Bacterial cellulose is produced by strains of Acetobacter and Acetobacter xylinum is the most important species producing it. Due to its nanostructure and morphological similarity to collagen, bacterial cellulose can be used for cell absorption and support. Consequently, this research presented a general description of bacterial cellulose, its applications in medicine, and utilization of hydroxyapatite/cross-linked bacterial cellulose composite scaffolds for bone tissue.
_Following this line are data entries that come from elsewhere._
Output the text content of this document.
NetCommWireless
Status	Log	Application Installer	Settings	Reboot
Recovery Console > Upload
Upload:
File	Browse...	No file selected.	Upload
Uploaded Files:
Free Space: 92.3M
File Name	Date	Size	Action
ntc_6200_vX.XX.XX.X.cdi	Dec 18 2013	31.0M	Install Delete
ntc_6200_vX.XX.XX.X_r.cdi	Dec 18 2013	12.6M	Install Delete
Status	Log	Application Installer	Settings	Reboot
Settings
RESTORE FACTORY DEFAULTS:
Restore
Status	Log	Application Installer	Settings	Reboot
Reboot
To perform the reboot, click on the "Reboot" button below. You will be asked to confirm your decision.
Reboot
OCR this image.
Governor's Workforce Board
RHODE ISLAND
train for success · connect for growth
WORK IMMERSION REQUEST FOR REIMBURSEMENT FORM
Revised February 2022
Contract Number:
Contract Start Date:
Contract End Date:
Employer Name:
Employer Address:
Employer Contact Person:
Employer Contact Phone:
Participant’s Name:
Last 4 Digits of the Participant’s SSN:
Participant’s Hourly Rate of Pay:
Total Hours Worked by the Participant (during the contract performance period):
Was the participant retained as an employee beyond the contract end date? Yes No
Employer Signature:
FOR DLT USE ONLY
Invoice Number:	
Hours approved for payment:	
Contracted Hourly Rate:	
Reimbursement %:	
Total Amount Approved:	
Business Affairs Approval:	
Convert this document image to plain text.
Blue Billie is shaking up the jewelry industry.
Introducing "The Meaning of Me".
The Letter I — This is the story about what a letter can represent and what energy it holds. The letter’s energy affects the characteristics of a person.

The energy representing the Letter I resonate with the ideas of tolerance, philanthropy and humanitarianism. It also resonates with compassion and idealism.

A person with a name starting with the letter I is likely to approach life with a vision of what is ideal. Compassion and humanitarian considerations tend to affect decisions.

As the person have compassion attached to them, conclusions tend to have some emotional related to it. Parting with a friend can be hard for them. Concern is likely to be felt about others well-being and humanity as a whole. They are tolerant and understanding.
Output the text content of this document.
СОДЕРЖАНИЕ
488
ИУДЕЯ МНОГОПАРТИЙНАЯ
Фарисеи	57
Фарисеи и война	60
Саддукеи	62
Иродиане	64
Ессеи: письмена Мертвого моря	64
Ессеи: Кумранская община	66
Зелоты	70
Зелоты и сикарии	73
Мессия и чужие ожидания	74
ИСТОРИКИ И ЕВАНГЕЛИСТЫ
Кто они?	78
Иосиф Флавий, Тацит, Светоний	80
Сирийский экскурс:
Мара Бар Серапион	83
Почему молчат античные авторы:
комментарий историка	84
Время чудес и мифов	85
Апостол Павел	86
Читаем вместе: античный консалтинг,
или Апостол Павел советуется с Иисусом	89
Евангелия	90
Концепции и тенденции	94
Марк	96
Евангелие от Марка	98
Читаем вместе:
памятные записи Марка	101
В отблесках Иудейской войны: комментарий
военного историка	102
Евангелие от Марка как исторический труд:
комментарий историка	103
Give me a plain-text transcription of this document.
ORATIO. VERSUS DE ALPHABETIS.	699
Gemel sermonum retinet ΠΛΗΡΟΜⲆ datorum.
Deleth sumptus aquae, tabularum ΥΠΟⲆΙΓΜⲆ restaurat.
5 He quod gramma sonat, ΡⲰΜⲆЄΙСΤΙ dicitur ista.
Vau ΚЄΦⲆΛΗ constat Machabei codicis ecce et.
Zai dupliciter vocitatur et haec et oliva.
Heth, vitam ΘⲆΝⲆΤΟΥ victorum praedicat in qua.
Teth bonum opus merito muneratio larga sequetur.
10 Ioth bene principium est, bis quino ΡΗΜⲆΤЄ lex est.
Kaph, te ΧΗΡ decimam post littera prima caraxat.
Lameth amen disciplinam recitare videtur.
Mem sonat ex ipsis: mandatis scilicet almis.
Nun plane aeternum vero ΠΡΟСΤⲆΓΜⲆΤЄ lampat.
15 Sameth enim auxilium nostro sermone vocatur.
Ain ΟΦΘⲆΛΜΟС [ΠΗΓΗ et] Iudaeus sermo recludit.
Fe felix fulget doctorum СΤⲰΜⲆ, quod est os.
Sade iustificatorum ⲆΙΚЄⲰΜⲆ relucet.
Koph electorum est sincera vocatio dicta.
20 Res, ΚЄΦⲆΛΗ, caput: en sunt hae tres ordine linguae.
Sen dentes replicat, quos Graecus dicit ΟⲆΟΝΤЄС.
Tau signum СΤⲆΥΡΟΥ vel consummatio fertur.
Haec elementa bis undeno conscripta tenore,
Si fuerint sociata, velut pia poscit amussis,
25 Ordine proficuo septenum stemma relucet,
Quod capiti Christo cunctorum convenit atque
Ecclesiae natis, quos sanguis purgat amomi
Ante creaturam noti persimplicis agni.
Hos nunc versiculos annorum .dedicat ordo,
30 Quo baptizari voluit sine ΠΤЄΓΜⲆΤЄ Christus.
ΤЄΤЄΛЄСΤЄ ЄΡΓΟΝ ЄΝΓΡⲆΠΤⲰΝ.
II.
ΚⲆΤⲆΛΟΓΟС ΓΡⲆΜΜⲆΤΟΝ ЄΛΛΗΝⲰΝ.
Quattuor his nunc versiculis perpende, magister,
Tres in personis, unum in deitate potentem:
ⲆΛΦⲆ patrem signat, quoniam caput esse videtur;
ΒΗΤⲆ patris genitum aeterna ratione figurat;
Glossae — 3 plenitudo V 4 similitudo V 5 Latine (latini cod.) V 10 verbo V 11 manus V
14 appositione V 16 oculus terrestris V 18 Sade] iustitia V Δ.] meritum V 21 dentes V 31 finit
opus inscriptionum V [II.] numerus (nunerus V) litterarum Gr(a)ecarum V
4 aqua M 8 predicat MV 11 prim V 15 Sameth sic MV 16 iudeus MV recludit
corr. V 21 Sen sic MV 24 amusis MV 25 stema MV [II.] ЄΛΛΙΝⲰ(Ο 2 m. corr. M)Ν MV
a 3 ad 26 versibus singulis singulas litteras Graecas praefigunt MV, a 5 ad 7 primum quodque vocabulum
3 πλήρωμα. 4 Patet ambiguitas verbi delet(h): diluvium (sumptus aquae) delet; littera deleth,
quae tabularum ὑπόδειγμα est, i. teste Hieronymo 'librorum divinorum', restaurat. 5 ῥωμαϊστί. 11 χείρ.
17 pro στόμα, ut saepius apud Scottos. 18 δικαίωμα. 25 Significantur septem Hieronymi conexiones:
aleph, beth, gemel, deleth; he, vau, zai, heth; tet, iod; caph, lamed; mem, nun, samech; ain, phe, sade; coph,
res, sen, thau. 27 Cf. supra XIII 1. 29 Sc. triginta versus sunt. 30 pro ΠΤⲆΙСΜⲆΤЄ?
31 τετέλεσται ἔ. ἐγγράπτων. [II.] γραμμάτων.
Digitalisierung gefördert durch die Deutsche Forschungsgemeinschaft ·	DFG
Citric acid (20%) was used for cross-link, samples of bacterial cellulose were prepared and oven-dried, and hydroxyapatite (HAP) particles were then added at three concentrations (1, 2 and 4%). Using ATR-FTIR, XRD, FE-SEM, EDS and BET, the structure of the composites were compared. The results of ATR-FTIR confirmed that the HAP crystals contained a special carbonate that was similar to the apatite present in natural bone. XRD also indicated the characteristic peaks of HAP, and calculation of the size of the crystals using Scherrer equation demonstrated that the largest crystal size (81.42 nm) was that of the sample containing 20% citric acid with 4% HAP. Comparison of the FE-SEM images showed that the distribution and formation of apatite on the surface and cross-section were the best in the sample cross-linked with 20% citric acid and 4% apatite. The results of EDS analysis also indicated that all the precipitates contained calcium and phosphorus confirming the presence od HAP crystals, and the nanoparticles were also distributed uniformly in the scaffold structure. BET also showed that the sample cross-linked with 20% citric acid and 4% HAP had the lowest specific surface area and the highest porosity confirming the high uniformity of the 4% HAP distribution.